Женни держалась прямо, на лице ее появилось строптивое выражение.
— До свидания, — пробормотал Жак. — Может быть, до завтра.
— До свидания, — отвечала она, не сделав и шага, чтобы проводить его.
И не успел Жак уйти, как она поспешила пройти в прихожую, рывком сунула
ракетку в раму, швырнула вещи на сундук, резко взмахнула рукой, словно
срывая свое дурное настроение.
«Ну нет, только не завтра! Уж конечно, не завтра!» — решила она.
Госпожа де Фонтанен хорошо слышала из своей спальни голос дочери,
узнала и голос Жака… Но она была так возбуждена, что у нее не было сил
притвориться спокойной. Телеграмма, полученная только что, была от ее мужа.
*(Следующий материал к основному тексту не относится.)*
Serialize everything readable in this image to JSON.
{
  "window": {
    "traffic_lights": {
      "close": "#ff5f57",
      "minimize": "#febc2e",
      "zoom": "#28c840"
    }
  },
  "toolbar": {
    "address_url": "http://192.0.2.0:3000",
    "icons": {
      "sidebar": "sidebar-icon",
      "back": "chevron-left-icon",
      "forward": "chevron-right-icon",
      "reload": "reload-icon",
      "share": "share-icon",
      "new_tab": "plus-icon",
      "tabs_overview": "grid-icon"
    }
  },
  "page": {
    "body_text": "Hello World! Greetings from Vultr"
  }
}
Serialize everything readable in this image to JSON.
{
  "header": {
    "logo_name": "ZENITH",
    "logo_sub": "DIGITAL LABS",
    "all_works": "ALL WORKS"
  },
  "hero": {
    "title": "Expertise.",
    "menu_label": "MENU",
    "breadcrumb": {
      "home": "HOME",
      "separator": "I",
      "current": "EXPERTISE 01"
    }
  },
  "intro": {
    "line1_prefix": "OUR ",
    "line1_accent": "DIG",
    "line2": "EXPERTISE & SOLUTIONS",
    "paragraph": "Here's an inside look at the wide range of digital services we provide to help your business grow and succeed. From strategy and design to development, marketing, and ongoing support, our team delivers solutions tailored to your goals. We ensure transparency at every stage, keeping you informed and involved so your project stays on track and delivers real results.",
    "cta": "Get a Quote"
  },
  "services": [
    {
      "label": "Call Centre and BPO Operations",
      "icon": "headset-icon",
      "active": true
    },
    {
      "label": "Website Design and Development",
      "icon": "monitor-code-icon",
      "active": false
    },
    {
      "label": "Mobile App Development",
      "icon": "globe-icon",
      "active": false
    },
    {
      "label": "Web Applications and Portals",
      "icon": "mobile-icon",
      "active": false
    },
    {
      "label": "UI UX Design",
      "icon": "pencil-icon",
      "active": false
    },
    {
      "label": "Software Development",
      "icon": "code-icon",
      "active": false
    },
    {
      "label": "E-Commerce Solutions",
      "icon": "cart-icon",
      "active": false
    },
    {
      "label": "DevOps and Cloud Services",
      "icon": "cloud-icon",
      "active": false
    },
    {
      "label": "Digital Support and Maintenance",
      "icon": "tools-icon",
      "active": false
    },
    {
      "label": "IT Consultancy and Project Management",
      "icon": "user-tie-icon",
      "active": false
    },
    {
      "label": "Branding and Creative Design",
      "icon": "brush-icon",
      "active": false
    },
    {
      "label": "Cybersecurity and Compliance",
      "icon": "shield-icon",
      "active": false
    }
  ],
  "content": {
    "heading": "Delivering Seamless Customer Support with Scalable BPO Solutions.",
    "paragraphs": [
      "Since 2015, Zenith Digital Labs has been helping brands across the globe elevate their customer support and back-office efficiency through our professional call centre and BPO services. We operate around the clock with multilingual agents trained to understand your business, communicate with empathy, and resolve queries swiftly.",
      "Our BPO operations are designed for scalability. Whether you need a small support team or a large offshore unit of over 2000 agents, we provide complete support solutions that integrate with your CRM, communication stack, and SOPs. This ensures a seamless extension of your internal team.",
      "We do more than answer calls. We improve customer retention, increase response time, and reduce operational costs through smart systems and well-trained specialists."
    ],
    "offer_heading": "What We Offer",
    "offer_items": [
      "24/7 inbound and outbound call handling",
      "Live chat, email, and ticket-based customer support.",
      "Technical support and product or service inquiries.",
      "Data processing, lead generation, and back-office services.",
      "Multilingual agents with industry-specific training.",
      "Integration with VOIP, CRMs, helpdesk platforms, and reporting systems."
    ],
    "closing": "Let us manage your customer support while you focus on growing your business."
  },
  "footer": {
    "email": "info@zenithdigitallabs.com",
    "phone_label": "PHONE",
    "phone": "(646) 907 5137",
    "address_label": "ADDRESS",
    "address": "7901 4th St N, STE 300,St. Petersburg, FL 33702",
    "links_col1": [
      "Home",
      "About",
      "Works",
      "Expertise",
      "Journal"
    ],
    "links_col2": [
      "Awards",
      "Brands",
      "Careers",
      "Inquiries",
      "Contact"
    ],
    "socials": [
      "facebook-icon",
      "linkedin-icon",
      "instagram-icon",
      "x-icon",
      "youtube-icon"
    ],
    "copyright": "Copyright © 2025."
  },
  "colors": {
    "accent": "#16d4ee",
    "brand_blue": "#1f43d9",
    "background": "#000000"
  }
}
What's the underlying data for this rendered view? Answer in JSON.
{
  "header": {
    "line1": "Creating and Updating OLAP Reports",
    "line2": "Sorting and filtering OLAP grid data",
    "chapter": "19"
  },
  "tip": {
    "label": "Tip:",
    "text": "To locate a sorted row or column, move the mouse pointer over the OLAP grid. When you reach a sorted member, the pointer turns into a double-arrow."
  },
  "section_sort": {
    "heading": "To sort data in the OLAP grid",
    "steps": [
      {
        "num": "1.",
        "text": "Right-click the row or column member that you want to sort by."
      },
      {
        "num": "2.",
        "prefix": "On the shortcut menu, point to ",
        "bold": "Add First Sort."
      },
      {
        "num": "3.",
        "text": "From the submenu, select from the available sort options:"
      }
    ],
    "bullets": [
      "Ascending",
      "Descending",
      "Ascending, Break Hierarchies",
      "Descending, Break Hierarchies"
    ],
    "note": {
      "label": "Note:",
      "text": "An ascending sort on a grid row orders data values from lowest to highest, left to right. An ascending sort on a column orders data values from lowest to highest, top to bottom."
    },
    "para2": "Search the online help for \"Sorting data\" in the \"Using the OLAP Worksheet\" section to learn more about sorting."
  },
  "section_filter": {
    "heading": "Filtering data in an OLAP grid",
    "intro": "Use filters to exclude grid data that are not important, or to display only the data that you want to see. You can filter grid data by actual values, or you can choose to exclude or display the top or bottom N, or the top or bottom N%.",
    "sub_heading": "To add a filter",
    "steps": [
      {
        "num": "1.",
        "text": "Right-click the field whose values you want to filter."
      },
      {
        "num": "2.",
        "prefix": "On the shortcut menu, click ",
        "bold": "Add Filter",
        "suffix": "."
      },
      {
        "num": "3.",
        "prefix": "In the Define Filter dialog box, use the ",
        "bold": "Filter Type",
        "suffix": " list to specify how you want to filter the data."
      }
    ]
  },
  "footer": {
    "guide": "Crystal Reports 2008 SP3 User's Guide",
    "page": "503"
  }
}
Жером находился в Амстердаме, остался без денег и, по его словам, не отходил
от постели больной Ноэми. Г-жа де Фонтанен тотчас же приняла решение: она
сегодня же едет в Париж, возьмет из банка все, что осталось, и пошлет по
адресу, который сообщил Жером.
Она уже одевалась, когда дочь вошла в ее спальню. Женни увидела
взволнованное лицо матери, телеграмму, брошенную на стол, и сердце у нее
упало.
— Что случилось? — заикаясь спросила она. И успела подумать: «Что-то
произошло. А меня не было. Все из-за Жака!»
— Ничего серьезного, душечка, — вздохнула г-жа де Фонтанен. — Твой
отец… Твоему отцу понадобились деньги — только и всего. — И, стыдясь своей
слабости, особенно стыдясь перед Женни за отца, она покраснела и закрыла
лицо руками.
VII
Сквозь мутные стекла вагонного окна было видно, как разгорается заря.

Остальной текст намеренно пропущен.